With their natural food being small, you need much smaller baits to get a hookup. Seldom do the fish pick up your offering and take off. Mostly you find they will pick up a bait and chew on it, so with small baits, when you see and feel a fish strike as the hook is in their mouth. Using burley and chopped-up ground bait pays off as it is taken by the current and, in time, draws a lot of fish back towards the boat.
Spots that I have found very productive in both winter and summer over the years are: Area 1 - Spots 3, 4, 18, and19; and Area 2 - Spots 1,2,6 and 7.

Those who have managed to fish further out to the Noises/Ahaahas area [Area 5] report good catches at either dawn or dusk on Spots 14,6 and 11.

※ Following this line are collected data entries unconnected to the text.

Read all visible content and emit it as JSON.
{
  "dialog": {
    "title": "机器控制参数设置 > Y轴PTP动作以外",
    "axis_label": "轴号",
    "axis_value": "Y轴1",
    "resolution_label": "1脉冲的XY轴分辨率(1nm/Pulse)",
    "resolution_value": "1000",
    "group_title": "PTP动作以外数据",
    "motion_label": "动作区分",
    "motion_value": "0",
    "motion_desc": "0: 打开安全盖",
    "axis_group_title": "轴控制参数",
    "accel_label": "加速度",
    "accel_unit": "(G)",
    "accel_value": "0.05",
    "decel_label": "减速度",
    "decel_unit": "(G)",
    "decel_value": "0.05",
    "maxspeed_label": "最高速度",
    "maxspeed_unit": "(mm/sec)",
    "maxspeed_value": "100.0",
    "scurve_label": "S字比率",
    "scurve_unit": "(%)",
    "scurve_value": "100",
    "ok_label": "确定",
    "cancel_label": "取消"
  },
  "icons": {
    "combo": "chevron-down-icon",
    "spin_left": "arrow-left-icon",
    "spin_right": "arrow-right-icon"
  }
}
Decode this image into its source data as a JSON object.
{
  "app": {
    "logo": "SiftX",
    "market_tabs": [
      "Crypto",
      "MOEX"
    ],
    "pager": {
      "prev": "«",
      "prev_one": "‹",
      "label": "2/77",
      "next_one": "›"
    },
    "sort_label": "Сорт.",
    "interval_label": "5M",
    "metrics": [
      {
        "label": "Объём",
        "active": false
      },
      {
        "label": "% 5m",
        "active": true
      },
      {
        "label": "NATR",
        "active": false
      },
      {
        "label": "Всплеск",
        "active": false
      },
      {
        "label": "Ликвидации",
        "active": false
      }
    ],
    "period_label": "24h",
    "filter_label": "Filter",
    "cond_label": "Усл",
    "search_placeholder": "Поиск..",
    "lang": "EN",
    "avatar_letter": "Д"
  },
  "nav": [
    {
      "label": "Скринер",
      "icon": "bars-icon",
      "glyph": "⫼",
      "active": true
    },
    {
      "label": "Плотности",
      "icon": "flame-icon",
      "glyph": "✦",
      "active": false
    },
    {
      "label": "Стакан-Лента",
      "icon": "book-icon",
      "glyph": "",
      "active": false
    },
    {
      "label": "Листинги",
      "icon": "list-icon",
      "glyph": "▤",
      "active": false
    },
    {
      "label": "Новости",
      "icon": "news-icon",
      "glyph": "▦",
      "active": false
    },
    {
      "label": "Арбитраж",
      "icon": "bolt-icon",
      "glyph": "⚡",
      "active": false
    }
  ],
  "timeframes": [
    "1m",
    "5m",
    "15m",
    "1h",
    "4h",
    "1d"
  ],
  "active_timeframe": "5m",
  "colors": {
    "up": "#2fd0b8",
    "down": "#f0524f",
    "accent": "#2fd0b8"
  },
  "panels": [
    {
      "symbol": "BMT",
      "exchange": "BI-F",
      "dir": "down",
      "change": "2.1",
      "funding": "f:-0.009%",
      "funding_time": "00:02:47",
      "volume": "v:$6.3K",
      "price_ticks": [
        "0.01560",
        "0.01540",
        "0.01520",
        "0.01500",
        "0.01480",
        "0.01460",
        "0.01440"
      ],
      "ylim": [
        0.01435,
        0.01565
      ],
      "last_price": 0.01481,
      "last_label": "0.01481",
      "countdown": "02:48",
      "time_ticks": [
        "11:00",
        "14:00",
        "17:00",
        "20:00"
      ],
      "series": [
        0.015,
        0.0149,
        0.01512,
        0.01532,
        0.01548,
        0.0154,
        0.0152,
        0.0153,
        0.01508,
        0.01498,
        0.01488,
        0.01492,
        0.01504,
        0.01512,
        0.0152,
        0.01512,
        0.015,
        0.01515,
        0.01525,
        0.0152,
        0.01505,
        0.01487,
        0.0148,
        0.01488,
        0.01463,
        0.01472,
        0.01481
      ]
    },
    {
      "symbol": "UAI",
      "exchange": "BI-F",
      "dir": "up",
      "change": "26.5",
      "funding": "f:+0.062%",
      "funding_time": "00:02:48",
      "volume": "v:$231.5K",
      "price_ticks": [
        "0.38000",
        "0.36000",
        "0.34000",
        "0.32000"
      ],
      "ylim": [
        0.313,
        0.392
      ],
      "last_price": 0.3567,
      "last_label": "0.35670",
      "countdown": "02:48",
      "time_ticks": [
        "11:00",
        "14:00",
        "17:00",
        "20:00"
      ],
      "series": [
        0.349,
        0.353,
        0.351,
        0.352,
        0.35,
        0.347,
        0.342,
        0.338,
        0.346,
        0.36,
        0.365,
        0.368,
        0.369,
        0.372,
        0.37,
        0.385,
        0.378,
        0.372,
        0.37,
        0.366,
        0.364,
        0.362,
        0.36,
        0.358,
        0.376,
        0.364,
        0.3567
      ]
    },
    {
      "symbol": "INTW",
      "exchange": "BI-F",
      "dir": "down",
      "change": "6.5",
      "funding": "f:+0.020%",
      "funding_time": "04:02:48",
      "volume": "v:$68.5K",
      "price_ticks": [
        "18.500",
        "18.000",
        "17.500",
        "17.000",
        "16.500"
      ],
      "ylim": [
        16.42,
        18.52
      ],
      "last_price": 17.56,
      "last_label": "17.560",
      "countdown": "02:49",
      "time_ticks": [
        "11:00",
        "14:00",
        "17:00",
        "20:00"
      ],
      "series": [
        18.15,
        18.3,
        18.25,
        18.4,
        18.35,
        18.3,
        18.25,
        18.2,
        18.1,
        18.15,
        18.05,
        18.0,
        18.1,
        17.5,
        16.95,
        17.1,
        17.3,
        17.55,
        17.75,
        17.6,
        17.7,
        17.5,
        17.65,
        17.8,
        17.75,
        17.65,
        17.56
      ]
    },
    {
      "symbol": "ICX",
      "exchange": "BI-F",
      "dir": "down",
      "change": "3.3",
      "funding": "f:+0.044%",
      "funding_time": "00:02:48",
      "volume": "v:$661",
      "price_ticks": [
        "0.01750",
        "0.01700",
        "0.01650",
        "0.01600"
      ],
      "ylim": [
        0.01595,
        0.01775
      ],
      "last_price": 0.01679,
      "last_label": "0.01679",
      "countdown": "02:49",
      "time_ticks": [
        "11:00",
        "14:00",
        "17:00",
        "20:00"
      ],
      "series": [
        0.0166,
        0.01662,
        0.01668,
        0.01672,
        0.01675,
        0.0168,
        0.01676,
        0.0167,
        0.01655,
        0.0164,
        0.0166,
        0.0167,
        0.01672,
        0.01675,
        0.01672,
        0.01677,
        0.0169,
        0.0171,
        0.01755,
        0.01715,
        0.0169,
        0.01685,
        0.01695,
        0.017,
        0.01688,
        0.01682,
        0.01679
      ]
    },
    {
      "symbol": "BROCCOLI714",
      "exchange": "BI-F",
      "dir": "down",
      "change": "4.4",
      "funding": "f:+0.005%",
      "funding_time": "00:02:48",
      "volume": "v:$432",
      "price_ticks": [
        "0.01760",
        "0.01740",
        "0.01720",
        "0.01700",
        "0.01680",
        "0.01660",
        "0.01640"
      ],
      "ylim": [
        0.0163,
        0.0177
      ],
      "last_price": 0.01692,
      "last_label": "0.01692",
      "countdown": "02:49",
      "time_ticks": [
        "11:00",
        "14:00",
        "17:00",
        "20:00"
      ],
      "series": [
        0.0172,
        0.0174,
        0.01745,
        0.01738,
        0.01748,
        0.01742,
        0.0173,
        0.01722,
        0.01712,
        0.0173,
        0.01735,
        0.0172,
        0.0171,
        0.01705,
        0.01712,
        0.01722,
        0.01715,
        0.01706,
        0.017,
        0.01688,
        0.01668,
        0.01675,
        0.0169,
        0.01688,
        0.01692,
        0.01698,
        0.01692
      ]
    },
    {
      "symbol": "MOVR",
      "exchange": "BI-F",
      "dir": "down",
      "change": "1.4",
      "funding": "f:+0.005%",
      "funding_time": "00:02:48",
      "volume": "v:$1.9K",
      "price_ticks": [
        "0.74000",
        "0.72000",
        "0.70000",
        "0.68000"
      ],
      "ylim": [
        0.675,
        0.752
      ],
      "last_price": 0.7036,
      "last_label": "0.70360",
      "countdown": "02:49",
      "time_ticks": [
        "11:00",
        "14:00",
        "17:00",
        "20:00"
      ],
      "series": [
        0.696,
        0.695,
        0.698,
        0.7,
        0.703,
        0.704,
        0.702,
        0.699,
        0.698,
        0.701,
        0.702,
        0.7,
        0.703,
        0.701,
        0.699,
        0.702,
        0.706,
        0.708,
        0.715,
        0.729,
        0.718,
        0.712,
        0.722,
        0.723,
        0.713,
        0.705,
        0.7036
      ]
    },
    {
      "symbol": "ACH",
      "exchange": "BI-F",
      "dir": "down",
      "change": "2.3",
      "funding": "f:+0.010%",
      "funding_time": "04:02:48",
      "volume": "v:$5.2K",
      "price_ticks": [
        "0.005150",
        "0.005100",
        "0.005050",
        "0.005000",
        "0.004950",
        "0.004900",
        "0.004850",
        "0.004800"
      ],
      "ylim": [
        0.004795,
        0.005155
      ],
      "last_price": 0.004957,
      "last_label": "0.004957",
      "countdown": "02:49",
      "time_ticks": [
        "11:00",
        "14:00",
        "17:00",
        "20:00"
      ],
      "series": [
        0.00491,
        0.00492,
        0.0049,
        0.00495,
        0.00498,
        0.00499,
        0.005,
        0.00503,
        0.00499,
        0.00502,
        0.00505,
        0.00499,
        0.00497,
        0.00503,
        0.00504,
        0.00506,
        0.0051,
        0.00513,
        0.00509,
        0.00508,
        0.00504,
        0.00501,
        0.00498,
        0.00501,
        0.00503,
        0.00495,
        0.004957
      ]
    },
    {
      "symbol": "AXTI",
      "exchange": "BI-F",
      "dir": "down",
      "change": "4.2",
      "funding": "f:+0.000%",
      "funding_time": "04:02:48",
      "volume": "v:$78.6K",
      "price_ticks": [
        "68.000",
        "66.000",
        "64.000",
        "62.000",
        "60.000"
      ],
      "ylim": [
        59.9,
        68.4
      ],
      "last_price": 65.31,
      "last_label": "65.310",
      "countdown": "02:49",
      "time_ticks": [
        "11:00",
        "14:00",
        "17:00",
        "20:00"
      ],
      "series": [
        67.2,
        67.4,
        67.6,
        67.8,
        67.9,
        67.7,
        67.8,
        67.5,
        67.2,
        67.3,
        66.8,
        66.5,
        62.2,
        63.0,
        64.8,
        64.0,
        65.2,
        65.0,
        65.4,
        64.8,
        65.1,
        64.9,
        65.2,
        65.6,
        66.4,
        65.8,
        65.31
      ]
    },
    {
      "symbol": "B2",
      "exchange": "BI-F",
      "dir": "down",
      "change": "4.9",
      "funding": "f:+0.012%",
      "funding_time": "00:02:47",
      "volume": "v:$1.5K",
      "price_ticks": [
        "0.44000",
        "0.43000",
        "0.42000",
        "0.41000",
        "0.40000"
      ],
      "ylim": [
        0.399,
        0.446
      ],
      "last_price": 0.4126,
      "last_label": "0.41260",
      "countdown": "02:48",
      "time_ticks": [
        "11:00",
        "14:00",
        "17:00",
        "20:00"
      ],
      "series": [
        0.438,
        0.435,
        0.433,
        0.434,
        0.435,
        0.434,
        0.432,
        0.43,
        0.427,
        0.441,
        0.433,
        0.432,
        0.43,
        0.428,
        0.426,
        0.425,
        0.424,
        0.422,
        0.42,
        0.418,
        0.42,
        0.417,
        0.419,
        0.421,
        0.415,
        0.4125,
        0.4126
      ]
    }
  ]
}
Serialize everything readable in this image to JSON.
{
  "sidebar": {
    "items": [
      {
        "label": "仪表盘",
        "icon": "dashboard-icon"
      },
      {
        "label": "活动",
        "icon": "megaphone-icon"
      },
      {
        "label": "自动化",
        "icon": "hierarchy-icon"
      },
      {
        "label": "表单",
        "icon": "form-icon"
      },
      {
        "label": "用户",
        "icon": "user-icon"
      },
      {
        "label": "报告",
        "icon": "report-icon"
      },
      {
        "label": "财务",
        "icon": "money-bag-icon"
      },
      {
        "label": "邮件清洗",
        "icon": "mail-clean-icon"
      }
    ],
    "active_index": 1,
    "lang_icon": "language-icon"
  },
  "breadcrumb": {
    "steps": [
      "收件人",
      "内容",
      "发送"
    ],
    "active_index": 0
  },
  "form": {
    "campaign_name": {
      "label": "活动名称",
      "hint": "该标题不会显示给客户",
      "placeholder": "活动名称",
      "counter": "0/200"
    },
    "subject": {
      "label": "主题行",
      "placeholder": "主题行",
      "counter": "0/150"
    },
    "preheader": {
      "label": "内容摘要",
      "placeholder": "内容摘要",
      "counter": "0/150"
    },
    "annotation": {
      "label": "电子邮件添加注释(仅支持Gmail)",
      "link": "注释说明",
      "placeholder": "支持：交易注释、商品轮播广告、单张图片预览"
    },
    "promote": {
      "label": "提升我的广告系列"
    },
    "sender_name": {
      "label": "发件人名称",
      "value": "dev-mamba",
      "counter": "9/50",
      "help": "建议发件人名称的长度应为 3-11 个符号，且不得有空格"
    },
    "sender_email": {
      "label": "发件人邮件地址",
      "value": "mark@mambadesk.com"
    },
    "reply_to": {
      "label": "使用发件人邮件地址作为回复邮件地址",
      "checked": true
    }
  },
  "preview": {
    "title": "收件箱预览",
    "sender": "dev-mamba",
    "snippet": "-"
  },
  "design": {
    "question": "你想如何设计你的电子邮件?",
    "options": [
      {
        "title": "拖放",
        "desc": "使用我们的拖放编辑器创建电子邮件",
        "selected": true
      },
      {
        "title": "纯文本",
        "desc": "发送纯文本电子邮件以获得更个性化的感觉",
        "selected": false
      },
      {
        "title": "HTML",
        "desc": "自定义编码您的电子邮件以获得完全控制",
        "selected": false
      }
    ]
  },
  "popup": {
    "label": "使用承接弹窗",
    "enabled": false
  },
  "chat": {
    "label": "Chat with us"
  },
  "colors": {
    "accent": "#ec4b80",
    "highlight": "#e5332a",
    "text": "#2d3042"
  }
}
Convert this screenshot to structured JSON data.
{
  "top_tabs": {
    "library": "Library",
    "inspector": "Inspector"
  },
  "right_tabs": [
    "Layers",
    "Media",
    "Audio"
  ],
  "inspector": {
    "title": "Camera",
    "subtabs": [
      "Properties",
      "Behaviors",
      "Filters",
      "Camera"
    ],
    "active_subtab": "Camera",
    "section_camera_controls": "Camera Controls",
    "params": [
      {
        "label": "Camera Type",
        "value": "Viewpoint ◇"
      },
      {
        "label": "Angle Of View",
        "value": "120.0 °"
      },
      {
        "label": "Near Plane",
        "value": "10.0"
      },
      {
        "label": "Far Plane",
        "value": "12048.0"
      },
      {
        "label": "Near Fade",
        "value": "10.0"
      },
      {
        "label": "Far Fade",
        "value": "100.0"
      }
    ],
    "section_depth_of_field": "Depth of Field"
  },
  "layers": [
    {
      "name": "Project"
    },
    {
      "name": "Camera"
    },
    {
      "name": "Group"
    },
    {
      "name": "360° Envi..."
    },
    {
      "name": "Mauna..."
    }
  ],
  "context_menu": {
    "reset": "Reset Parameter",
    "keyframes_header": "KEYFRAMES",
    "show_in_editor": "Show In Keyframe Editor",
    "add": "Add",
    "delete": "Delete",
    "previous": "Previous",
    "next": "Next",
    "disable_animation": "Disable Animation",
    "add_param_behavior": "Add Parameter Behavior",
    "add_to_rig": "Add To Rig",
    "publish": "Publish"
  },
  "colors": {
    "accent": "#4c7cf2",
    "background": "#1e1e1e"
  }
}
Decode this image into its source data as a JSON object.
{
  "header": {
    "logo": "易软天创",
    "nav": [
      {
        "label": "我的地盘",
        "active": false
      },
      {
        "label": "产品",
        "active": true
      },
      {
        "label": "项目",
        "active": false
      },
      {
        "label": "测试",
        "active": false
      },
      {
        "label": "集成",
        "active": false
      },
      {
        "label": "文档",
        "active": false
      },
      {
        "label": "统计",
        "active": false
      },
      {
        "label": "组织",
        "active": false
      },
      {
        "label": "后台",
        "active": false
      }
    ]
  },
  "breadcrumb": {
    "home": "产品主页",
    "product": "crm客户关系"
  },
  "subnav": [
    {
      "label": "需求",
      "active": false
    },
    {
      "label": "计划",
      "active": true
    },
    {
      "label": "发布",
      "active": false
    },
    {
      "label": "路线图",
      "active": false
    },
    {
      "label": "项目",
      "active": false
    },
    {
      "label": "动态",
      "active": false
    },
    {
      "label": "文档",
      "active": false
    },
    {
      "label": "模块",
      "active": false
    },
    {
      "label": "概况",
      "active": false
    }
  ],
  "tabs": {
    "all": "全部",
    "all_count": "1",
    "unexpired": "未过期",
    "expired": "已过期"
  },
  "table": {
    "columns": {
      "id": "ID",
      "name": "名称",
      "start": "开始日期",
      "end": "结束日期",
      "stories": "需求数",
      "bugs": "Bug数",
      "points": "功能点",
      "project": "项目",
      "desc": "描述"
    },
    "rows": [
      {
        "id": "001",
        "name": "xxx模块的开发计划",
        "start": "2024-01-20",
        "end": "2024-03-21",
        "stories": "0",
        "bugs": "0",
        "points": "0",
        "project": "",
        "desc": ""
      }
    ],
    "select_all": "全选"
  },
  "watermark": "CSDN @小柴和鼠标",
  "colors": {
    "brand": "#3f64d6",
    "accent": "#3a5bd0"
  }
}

Fishing out of Omaha recently, the weather has forced early starts before the wind kicks in. Not far off the beach, the results have been phenomenal, often catching a limit of fish within an hour. From the ramp to the spot takes 12 minutes, and it is just a matter of small baits cast well away from the boat being allowed to sink to the bottom slowly.

With the snapper feeding on shellfish, I have found a huge increase in hookups by letting the fish take the bait and only striking when there is a direct pull from the fish to the rod tip. Cut a pilchard in half, rig the head, chop the tail section into four or five small pieces, and use them as ground bait.

Being small, the current will take them well away from the boat, and in time the snapper pick them up and swim towards the source, hence the reason to cast the bait well away from the boat. Using fresh bait such as jack mackerel, kahawai, and the like will hang on the hook longer, generating a harder bite. Often just a bit of scrappy bit of skin on the hook ends up catching the biggest fish of the day!

The real success of any trip is to get home safe and sound, having had a few laughs. Don’t risk going out on the water if you are in doubt.